Upon landing in India I was taken aside at immigration and reminded that I must register with the Foreigners Regional Registration Office within fourteen days. In all my previous visits to India, the regulation that was mostly enforced in terms of foreigners was the one that said we needed to register with the FRRO if we were staying in India MORE than six months. For the ex-patriots living in India who I spoke with in the past, the common way around that rule (and the requisite trip into FRRO bureaucracy) was to leave India for elsewhere in Asia for a week or two. This new regulation was obviously going to put a stop to that approach.
So, despite numerous trips to India, none of which involved a trip to the FRRO, I ended up there snaking my way through the bureaucracy. I wasted a better part of an hour on one day, just finding out what forms I needed. With the long list of required items I went back home to print out airplane tickets, photocopy pages in my passport and write the obligatory letters seeking the required permission.
With all my papers in hand, including duplicate copies just in case, I arrived at the FRRO at 9:30 am, to be in line when they opened at 10 am. In no great act of surprise, fifty people were already there! Three and a half hours later, after fighting my way through numerous lines, I had a receipt saying that I could return and get the actual paperwork that afternoon after 4:30 pm. I returned to the FRRO at 4 pm and was out of the gate, paper in hand, by 5 pm.
In India, I wasted the better part of a day (four and a half hours, not counting travel time) to get one certificate, so I could leave that country.
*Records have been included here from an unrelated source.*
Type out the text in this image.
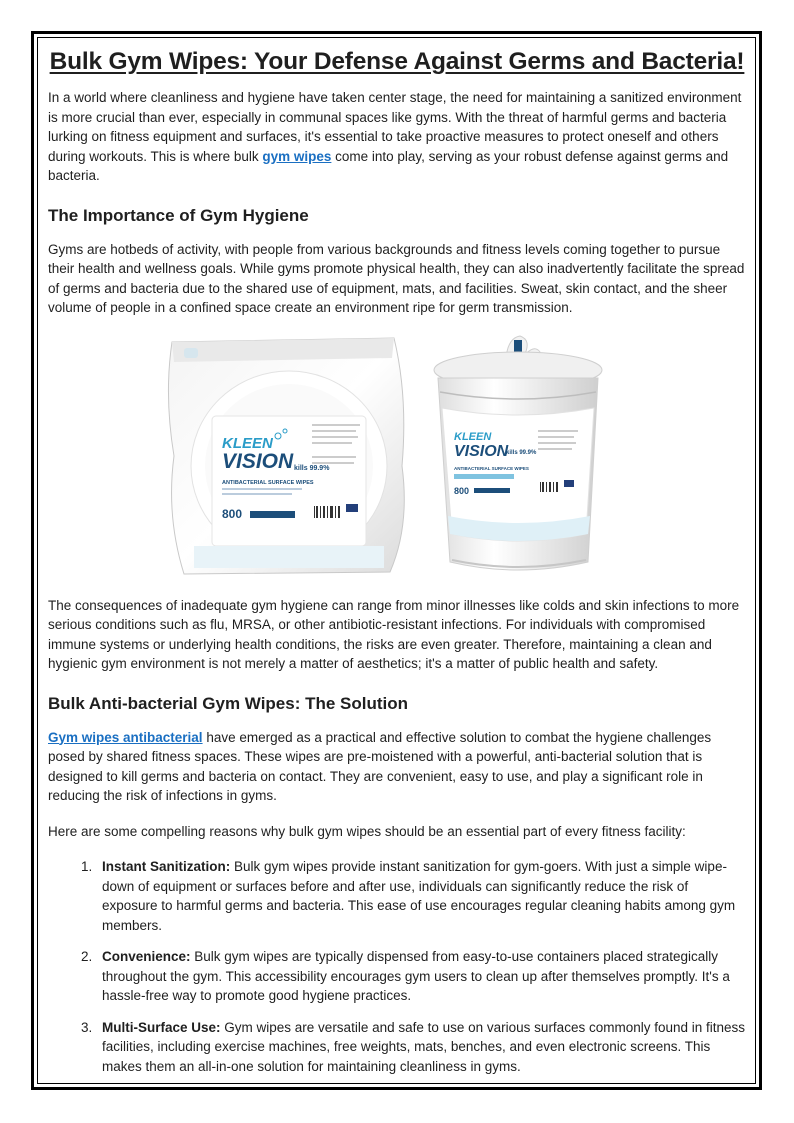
Bulk Gym Wipes: Your Defense Against Germs and Bacteria!

In a world where cleanliness and hygiene have taken center stage, the need for maintaining a sanitized environment is more crucial than ever, especially in communal spaces like gyms. With the threat of harmful germs and bacteria lurking on fitness equipment and surfaces, it's essential to take proactive measures to protect oneself and others during workouts. This is where bulk gym wipes come into play, serving as your robust defense against germs and bacteria.

The Importance of Gym Hygiene

Gyms are hotbeds of activity, with people from various backgrounds and fitness levels coming together to pursue their health and wellness goals. While gyms promote physical health, they can also inadvertently facilitate the spread of germs and bacteria due to the shared use of equipment, mats, and facilities. Sweat, skin contact, and the sheer volume of people in a confined space create an environment ripe for germ transmission.

KLEEN
VISION kills 99.9%
ANTIBACTERIAL SURFACE WIPES
800
KLEEN
VISION
kills 99.9%
ANTIBACTERIAL SURFACE WIPES
800

The consequences of inadequate gym hygiene can range from minor illnesses like colds and skin infections to more serious conditions such as flu, MRSA, or other antibiotic-resistant infections. For individuals with compromised immune systems or underlying health conditions, the risks are even greater. Therefore, maintaining a clean and hygienic gym environment is not merely a matter of aesthetics; it's a matter of public health and safety.

Bulk Anti-bacterial Gym Wipes: The Solution

Gym wipes antibacterial have emerged as a practical and effective solution to combat the hygiene challenges posed by shared fitness spaces. These wipes are pre-moistened with a powerful, anti-bacterial solution that is designed to kill germs and bacteria on contact. They are convenient, easy to use, and play a significant role in reducing the risk of infections in gyms.

Here are some compelling reasons why bulk gym wipes should be an essential part of every fitness facility:

1. Instant Sanitization: Bulk gym wipes provide instant sanitization for gym-goers. With just a simple wipe-down of equipment or surfaces before and after use, individuals can significantly reduce the risk of exposure to harmful germs and bacteria. This ease of use encourages regular cleaning habits among gym members.
2. Convenience: Bulk gym wipes are typically dispensed from easy-to-use containers placed strategically throughout the gym. This accessibility encourages gym users to clean up after themselves promptly. It's a hassle-free way to promote good hygiene practices.
3. Multi-Surface Use: Gym wipes are versatile and safe to use on various surfaces commonly found in fitness facilities, including exercise machines, free weights, mats, benches, and even electronic screens. This makes them an all-in-one solution for maintaining cleanliness in gyms.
In Singapore, the exact same government gave me similar permission in just half an hour.
Normally, I would never compare a Singaporean government office to an Indian government office. It simply would not be fair. But in this case, both offices were extensions of the same Indian government, operated by people from the same culture.
In Singapore they had a job to do and worked hard to keep me moving forward to get what I needed. In Bangalore, the job of the bureaucrats that I encountered seemed to be the opposite, to throw obstacles in the way of who ever came their way. I was fortunate that my paperwork was in perfect order. I saw numerous folks banished to another day of waiting for lack of one small stamp, signature or slip of paper.
For me, the whole experience ended up being that rare thing, a perfect apples to apples comparison. I was drawn back to the definition of culture as “learned behavior patterns” reminding me that above all else, culture is what shapes human behavior for better or for worse.
The important point is that in both places, Indian workers, employed by the same Indian government performed approximately the same job. Roughly the same people (all Indians) did largely the same work using polar opposite strategies. The collective culture of Singapore made for efficiency and the culture of India made for bureaucracy. If the Indians are serious about moving up the economic ladder, my experience reminded me just how far they still have to go.